April 17, 1997
I have dreamed of the Indiana Dunes -- the burgeoning spring -- for weeks. Last night I dreamed I was walking along the river trail near my old home, seeing the ephemeral wildflowers, hearing the recently arrived migrant birds, smelling the sandy clay.
I awoke from bliss into pain -- sensing, knowing I now live amidst cornfields, no longer a part of the wild Dunes. I awoke with soul hunger, knowing that I could not go to the Dunes now.
Dawson Lake sits atop a moraine about fifteen miles from LeRoy. The moraine formed thousands of years ago as a glacier grew at the same rate it retreated. At this moment frozen in time and space, the glacier dumped silt, pebbles, boulders that rose into a moraine here in the flatlands.
Dawson Lake in Moraine View State Park is an impoundment -- a large stream was dammed. I do not like unwild landscapes -- a snob, an elitist when it comes to wild places. But soul hunger drove me.
Friends told me the trail below the dam was showy with flowers and birds in the spring. I put a quart of water, a couple field guides, a compass, a magnifying glass, binoculars in a day pack.
It was forty-degrees with a twenty-degree windchill. An inner tee-shirt and sweatshirt covered by a hooded, dark-blue sweatshirt. Jeans and waterproof boots. A cammo hat with earflaps. Medium-weight blue knit gloves.
Birds and other wildlife are scared off by gaudy colors.
I stopped at Casey's on the way out of town. A huge travel mug of coffee, donuts, and a lunch sandwich -- three bucks. You can buy gas, groceries, pizza, ice cream sundaes and shotgun shells -- slug or shot depending on the season. Gossip and small talk are free.

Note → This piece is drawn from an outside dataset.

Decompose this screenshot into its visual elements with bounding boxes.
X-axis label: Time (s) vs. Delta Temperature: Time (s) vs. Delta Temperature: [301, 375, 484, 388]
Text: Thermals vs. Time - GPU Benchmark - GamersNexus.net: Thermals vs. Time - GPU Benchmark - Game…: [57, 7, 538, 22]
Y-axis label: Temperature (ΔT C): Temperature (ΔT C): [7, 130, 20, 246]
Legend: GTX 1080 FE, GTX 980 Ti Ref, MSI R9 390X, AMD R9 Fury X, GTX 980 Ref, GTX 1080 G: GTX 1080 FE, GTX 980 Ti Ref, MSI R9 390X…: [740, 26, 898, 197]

An oldtimer looked at my cammo cap, cackled and asked, "Not going hunting are ya, Buddy?"The cornfields, stubble turned under and awaiting planting, rose toward the moraine. I did not belong here. This place was not my place. This land was not my land.
I parked by the trailhead below the dam. Two breeding plumaged loons dove and courted just twenty-yards out on the lake. Thousands of tree swallows -- with iridescent blue-green backs -- hawked for small insects inches above the water.
A great-horned owl filled the woods behind me: A resonant, "Who, Who, Who Cooks For You?"The trail led down to a swamp -- a forested wetland flooded for only portions of the year. The water stains rose to two-feet on some trees. Both moisture-loving plants and their cousins that prefer drier soil grow there. Were the forest to stay flooded, the trees and other vegetation would die.
Spongy, fecund, dank dirt -- I like the smell of soil better than that of homemade bread. Spring wildflowers that bloom early until shaded out by the canopy -- ephemerals -- wove themselves into a many-hued carpet at my feet.
How I loved their scientific names: Order embedded in beauty. Sanguinaria canadensis, hepatica acutiloba, dicentra cucullaria, dentaria lacianata, claytonia virginica.
How I loved their common names: Beauty embedded in order. Bloodroot, sharp-lobed hepatica, Dutchman's breeches, cut-leaved toothwort, spring beauty.
Windflowers -- migrating wood warblers and other birds darted in the treetops or hopped on the ground. Dozens of yellow-rumped warblers sang a sweet song from high in the trees. If ever there were a misnamed bird, it would be the yellow-rumped warbler -- like calling a rose, "a reddish-thorny-thingie." The yellow-rumped warblers also had yellow caps, a white chin and throat, a black eyepatch, a white eyebrow, a black vest set off by yellow patches, dark wings and back.
I do believe were God to come to Earth and deliver His message in birdsong, He would be a wood thrush. Three to five-note phrases -- each note a different pitch -- punctuated by complex, liquid trills. Reddish-brown above, white below with large black spots. I saw several. I heard one sing -- bamboo flute in the forest.
Self-chatter -- the ceaseless babbling of the brain -- stopped during my four hours in the forest. I saw about twenty species of birds and even more wildflowers, shrubs, and trees.
But the magic lay not in the naming of things.